Exactly...he needs a nutritionist who can tell him what he, in particular, is losing when he plays, and when he sweats a lot. And my understanding is that they can fine-tune that very well these days.
Yes, everyone carbo-loads the night before a marathon, and drinks loads of water, but my point is that if you haven't been tending to that, all along, the night before is too late. Let me get a little nerdy here, for the laymen (not you): Your muscles and liver store glycogen (sugar) to burn as fast fuel. You can increase the storage space in your muscles, for glycogen, by stuffing them with carbs, then depleting them in training, then stuffing them again, and they "inflate," like a balloon. Feed them and deflate them, and they will hold more and more ready-fuel to burn. This all takes time, and is part of what training is about. When you've used up your glycogen stores, your body starts burning fat, and then muscle.
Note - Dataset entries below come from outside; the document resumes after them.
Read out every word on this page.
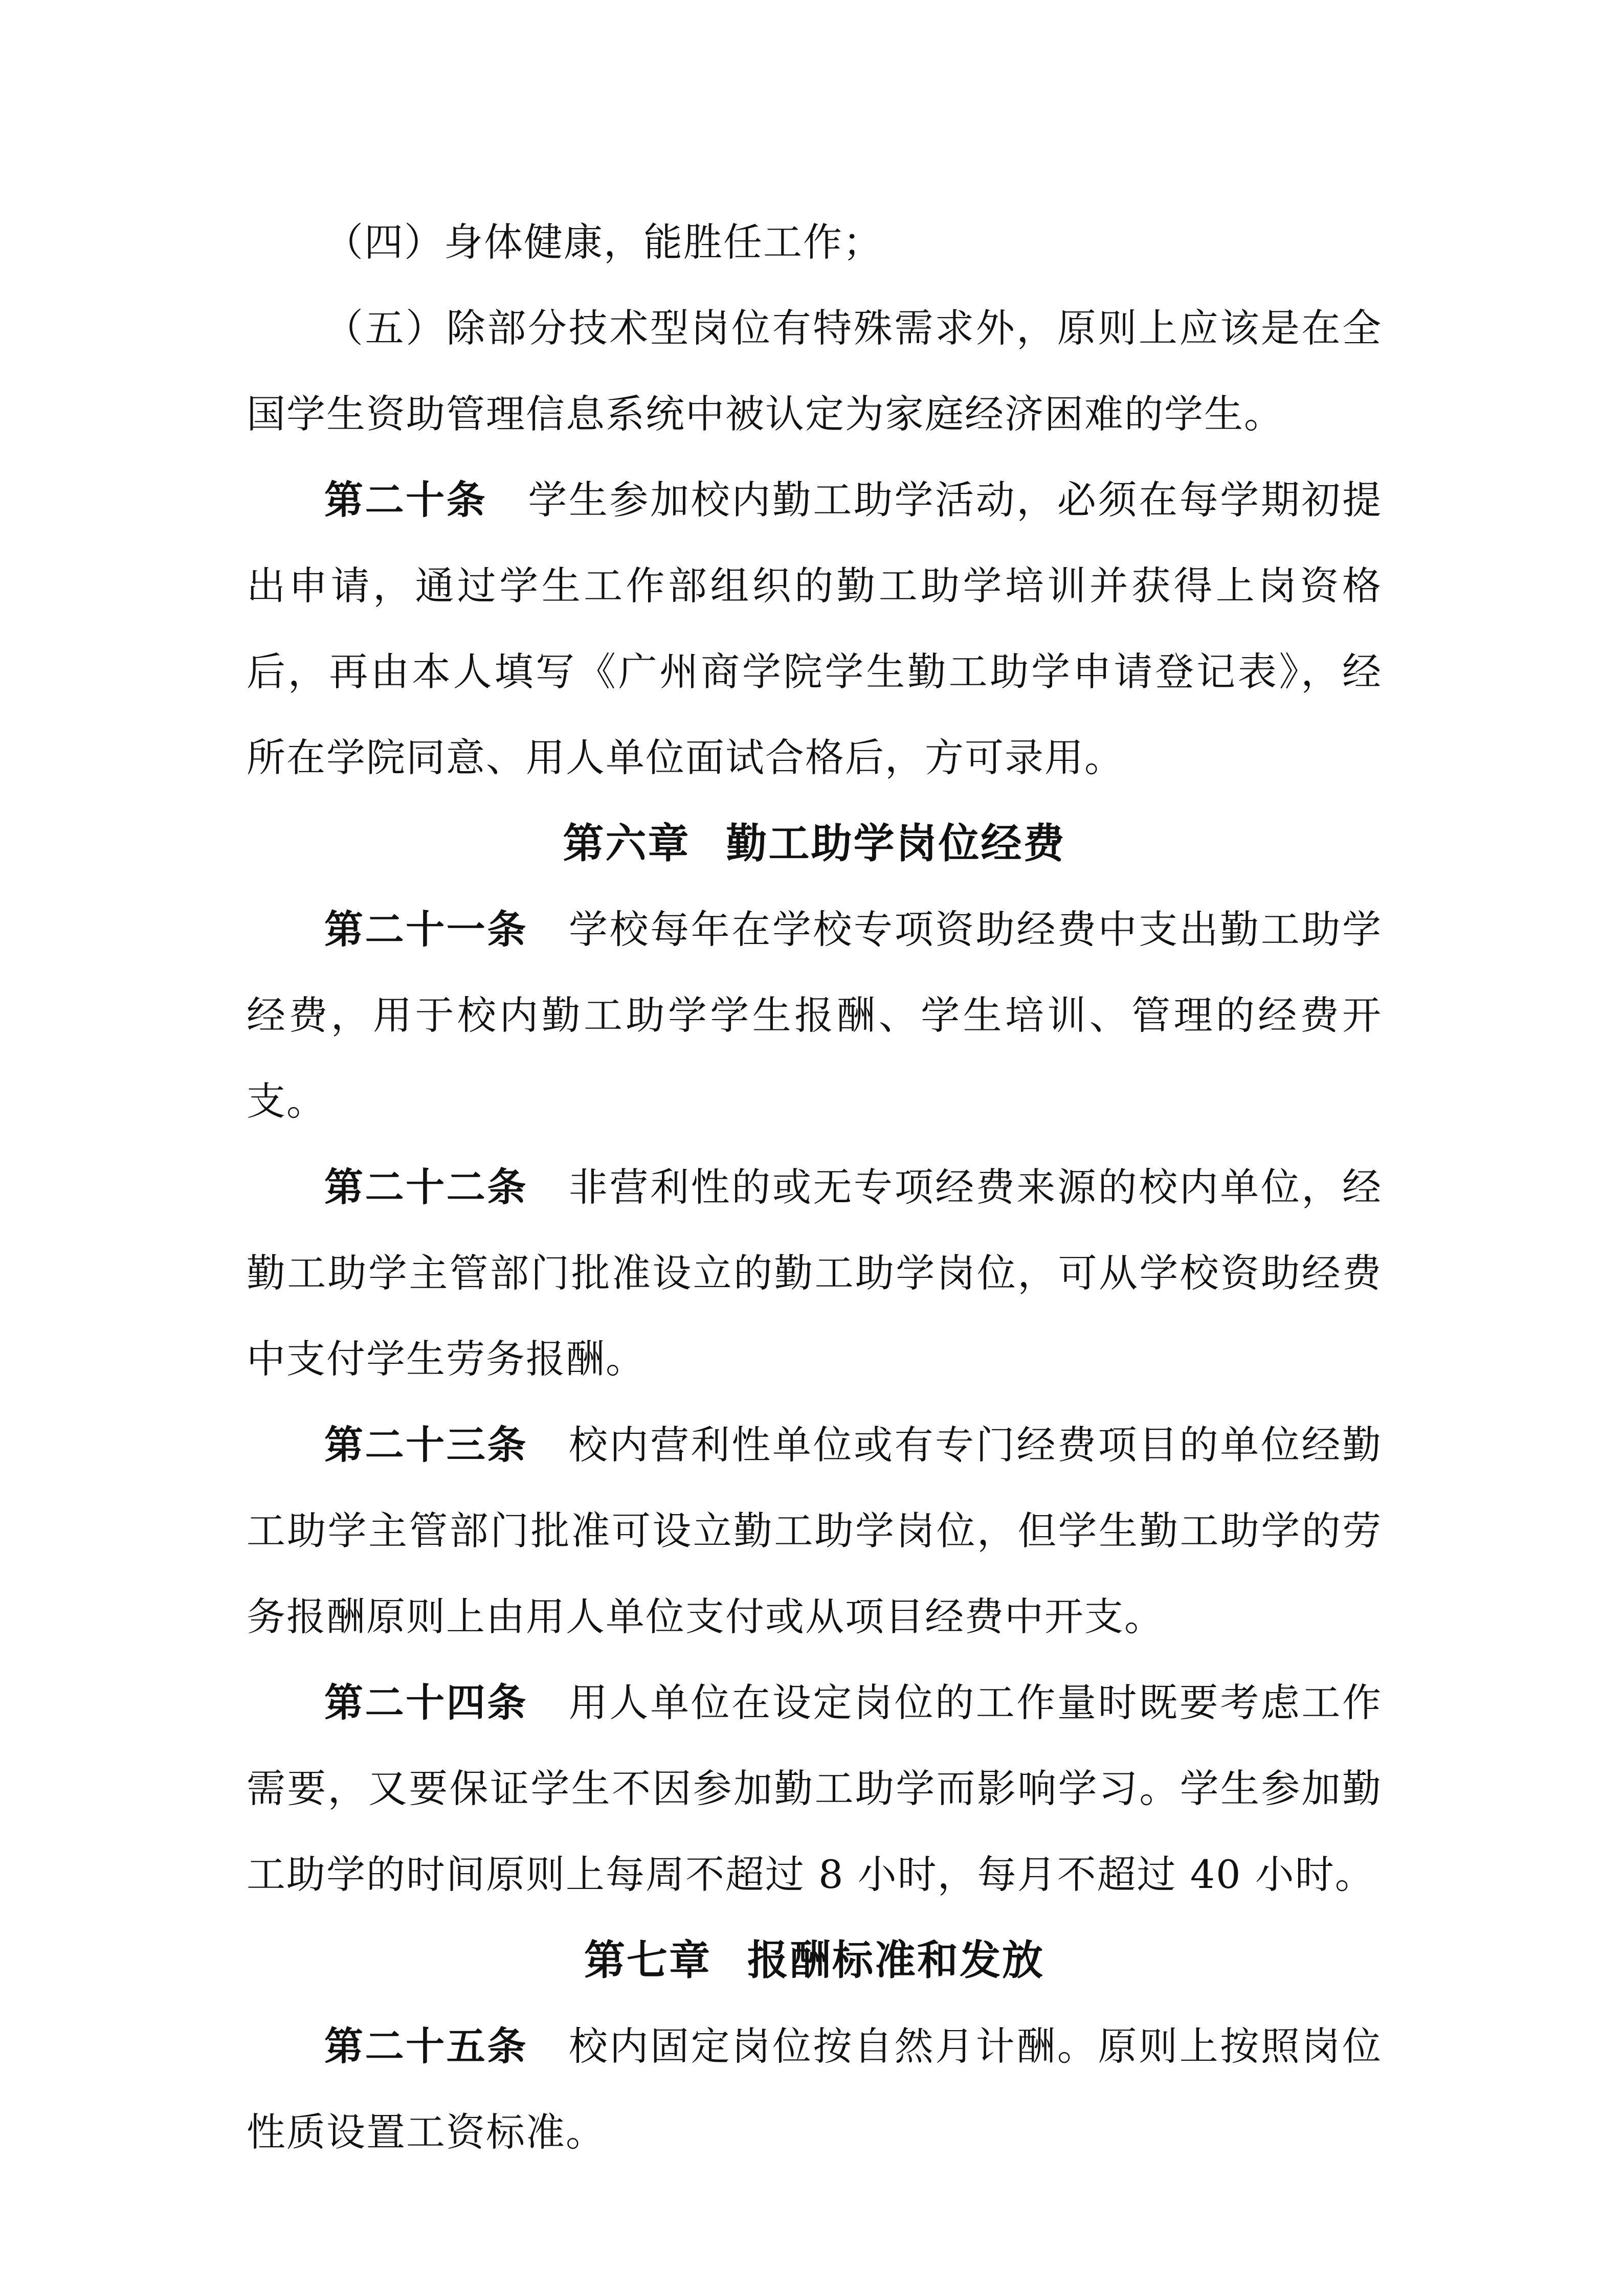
（四）身体健康，能胜任工作；

（五）除部分技术型岗位有特殊需求外，原则上应该是在全国学生资助管理信息系统中被认定为家庭经济困难的学生。

第二十条 学生参加校内勤工助学活动，必须在每学期初提出申请，通过学生工作部组织的勤工助学培训并获得上岗资格后，再由本人填写《广州商学院学生勤工助学申请登记表》，经所在学院同意、用人单位面试合格后，方可录用。

第六章 勤工助学岗位经费

第二十一条 学校每年在学校专项资助经费中支出勤工助学经费，用于校内勤工助学学生报酬、学生培训、管理的经费开支。

第二十二条 非营利性的或无专项经费来源的校内单位，经勤工助学主管部门批准设立的勤工助学岗位，可从学校资助经费中支付学生劳务报酬。

第二十三条 校内营利性单位或有专门经费项目的单位经勤工助学主管部门批准可设立勤工助学岗位，但学生勤工助学的劳务报酬原则上由用人单位支付或从项目经费中开支。

第二十四条 用人单位在设定岗位的工作量时既要考虑工作需要，又要保证学生不因参加勤工助学而影响学习。学生参加勤工助学的时间原则上每周不超过 8 小时，每月不超过 40 小时。

第七章 报酬标准和发放

第二十五条 校内固定岗位按自然月计酬。原则上按照岗位性质设置工资标准。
When it starts burning muscle, that's where you get damage, albeit generally short-term. (To @Front242's concern.)
Another thing that takes time is proper hydration. That happens over time, not overnight. Your body only learns to store water effectively when you teach it to.
I know that marathoning isn't the same as playing tennis, but, having heard the expression in terms of the Majors, "it's not a sprint, it's a marathon," I have to think that similar rules apply to the body of a tennis player.